Once I had the mixture looking evenly distributed, I began portioning and shaping. I did this by breaking off roughly a 2-inch ball of meat and flattening it between my palms into a disc a little over three inches in diameter and about half an inch tall.
Now frying in animal fat is the traditional way to cook these kebabs, but I figured they had to do well on the grill. That confidence was slightly defeated as I found they didn't grill with the ease I was imagining. The amount of veggies that went into the meat made it looser than things like meatballs and burgers, and that led the first couple patties I tried to flip to fall apart.
I was able to avoid that folly going forward by ensuring the first side we very well seared before trying to move them at all. For something like a burger, this would make me nervous about uneven and potential overcooking, but I did want these kebabs cooked all the way through, plus a deep sear seemd to be the right course of action given chapli kebab is usually fried and get just as browned, if not more, in the hot oil.

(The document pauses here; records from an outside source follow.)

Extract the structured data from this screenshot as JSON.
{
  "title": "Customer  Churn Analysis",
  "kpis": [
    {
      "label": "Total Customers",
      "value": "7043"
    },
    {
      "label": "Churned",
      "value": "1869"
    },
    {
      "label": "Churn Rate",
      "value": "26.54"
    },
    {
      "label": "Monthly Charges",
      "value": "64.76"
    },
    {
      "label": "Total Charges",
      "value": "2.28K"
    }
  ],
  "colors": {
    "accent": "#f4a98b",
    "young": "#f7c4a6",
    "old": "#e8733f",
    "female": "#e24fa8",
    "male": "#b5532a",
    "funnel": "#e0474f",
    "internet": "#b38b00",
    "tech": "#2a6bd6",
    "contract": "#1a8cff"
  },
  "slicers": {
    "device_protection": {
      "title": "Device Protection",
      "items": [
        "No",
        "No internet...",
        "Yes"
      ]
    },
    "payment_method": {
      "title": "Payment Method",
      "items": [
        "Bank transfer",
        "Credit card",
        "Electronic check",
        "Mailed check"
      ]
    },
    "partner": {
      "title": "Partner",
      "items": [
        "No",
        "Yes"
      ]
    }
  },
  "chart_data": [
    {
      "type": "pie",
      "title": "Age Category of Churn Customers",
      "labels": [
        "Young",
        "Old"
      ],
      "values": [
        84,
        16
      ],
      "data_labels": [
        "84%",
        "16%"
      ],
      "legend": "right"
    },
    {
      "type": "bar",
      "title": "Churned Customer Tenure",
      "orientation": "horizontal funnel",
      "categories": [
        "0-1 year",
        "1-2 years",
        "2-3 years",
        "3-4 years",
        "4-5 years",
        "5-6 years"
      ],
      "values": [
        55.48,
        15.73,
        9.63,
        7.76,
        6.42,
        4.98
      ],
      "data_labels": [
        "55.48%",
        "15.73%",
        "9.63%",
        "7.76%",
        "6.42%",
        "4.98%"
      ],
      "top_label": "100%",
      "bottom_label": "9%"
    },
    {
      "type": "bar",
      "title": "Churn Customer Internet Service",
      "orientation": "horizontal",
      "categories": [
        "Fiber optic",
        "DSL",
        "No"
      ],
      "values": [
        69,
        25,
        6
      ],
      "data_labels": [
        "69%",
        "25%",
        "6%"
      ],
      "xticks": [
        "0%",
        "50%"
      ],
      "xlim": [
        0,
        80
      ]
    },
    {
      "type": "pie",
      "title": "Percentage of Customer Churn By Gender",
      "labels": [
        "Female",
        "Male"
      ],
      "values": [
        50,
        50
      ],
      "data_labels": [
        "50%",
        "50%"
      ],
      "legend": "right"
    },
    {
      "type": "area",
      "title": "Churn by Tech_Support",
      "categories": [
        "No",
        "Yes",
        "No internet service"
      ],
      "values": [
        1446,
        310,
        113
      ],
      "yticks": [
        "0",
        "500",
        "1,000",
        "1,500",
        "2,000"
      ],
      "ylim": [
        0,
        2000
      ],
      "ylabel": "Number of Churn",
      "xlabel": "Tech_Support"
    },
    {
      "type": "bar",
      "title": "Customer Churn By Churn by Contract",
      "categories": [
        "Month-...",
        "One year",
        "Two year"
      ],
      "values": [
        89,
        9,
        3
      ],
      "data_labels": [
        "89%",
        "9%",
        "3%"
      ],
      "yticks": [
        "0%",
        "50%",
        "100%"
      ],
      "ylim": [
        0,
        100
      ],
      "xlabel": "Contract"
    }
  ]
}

Once the patties were all done, I plated them up on fresh naan-e-afghani along with fresh sliced tomatoes, red onion, and lime wedges. I knew by just reading the ingredient list that I was going to love these, but I wasn't prepared for how much I was going to love them—for someone attracted to big flavors, these probably delivered the most flavor of any kebabs I've ever had. There was an upfront heat that had a great freshness to it which melded with the cilantro, scallions, and tomato. There was then a background sweetness that I attributed to the onions, while the spices gave that earthy quality which is common in a lot of Middle Eastern and Persian dishes. I didn't include the fresh veggies and bread accompaniments when I originally wrote up this recipe, but they felt so central to the meal as a whole that I thought they had to be added in to really deliver the full experience that brought me so much joy the day I made these chapli kebab.
- Yield 3-4 servings
- Prep 20 Minutes
- Cook 10 Minutes
- Total 30 Minutes
- 1 1/2 teaspoons coriander seeds
- 1 1/2 teaspoons cumin seeds
- 1 teaspoon whole black peppercorns
- 1 teaspoon dried pomegranate seeds
- 1 pound ground beef (at least 20% fat)
- 1 cup finely minced onion (about 1 medium onion)
- 1/2 cup diced tomato
- 1/3 cup finely minced fresh cilantro
- 3 tablespoons finely chopped green chili (such as Anaheim or jalapeño)

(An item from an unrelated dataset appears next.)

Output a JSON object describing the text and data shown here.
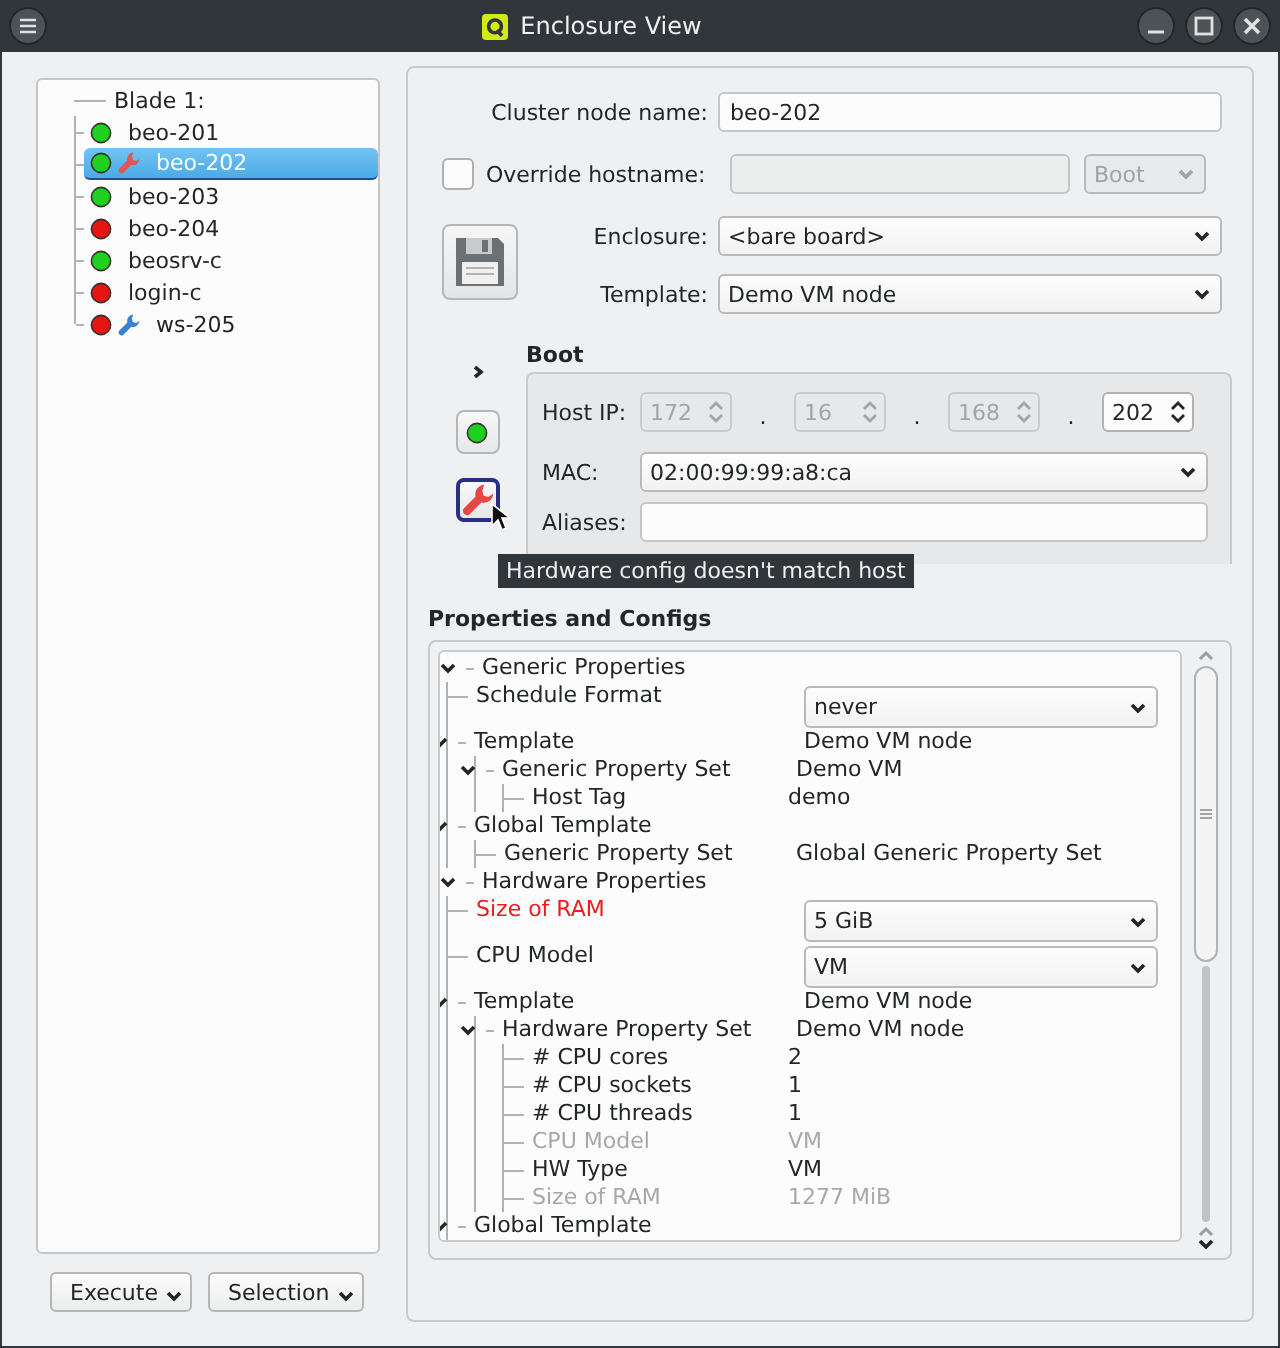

- 3 tablespoons finely minced scallions (about 2 scallions)
- 3 tablespoons gram flour
- 2 teaspoons finely minced fresh garlic (about 2 medium cloves)
- 1 1/2 teaspoons kosher salt
- 1 teaspoon crushed red pepper
- 1 egg, lightly beaten
- For Serving
- Sliced fresh vegetables (such as tomato, red onion, and cucumber)
- 1 lemon or lime, wedged
- Place coriander seeds, cumin seeds, black peppercorns, and pomegranate seeds in a small skillet set over medium-high heat. Toast until spices become fragrant, about 3 minutes. Transfer spices to a spice grinder or granite mortar and pestle and process into a coarse powder.
- Place beef in a large bowl and add in ground spices, onion, tomato, cilantro, green chili, scallions, gram flour, garlic, salt, crushed red pepper, and egg. Using hands, combine mixture until ingredients are evenly distributed. Break off a roughly 2-inch ball of meat mixture and flatten into a patty roughly 3-inches wide and 1/2-inch thick. Place patty on tray and repeat process until all meat has been shaped.
- Light one chimney full of charcoal. When all charcoal is lit and covered with gray ash, pour out and spread the coals evenly over entire surface of coal grate. Set cooking grate in place, cover grill and allow to preheat for 5 minutes. Clean and oil the grilling grate. Place patties on grill and cook until well seared on first side, 3 to 5 minutes. Flip patties and continue to cook until second side is well seared and meat is cooked throughout, another 3 to 5 minutes. Transfer patties to a serving platter and serve immediately with fresh vegetables, citrus wedges, and/or naan-e-afghani.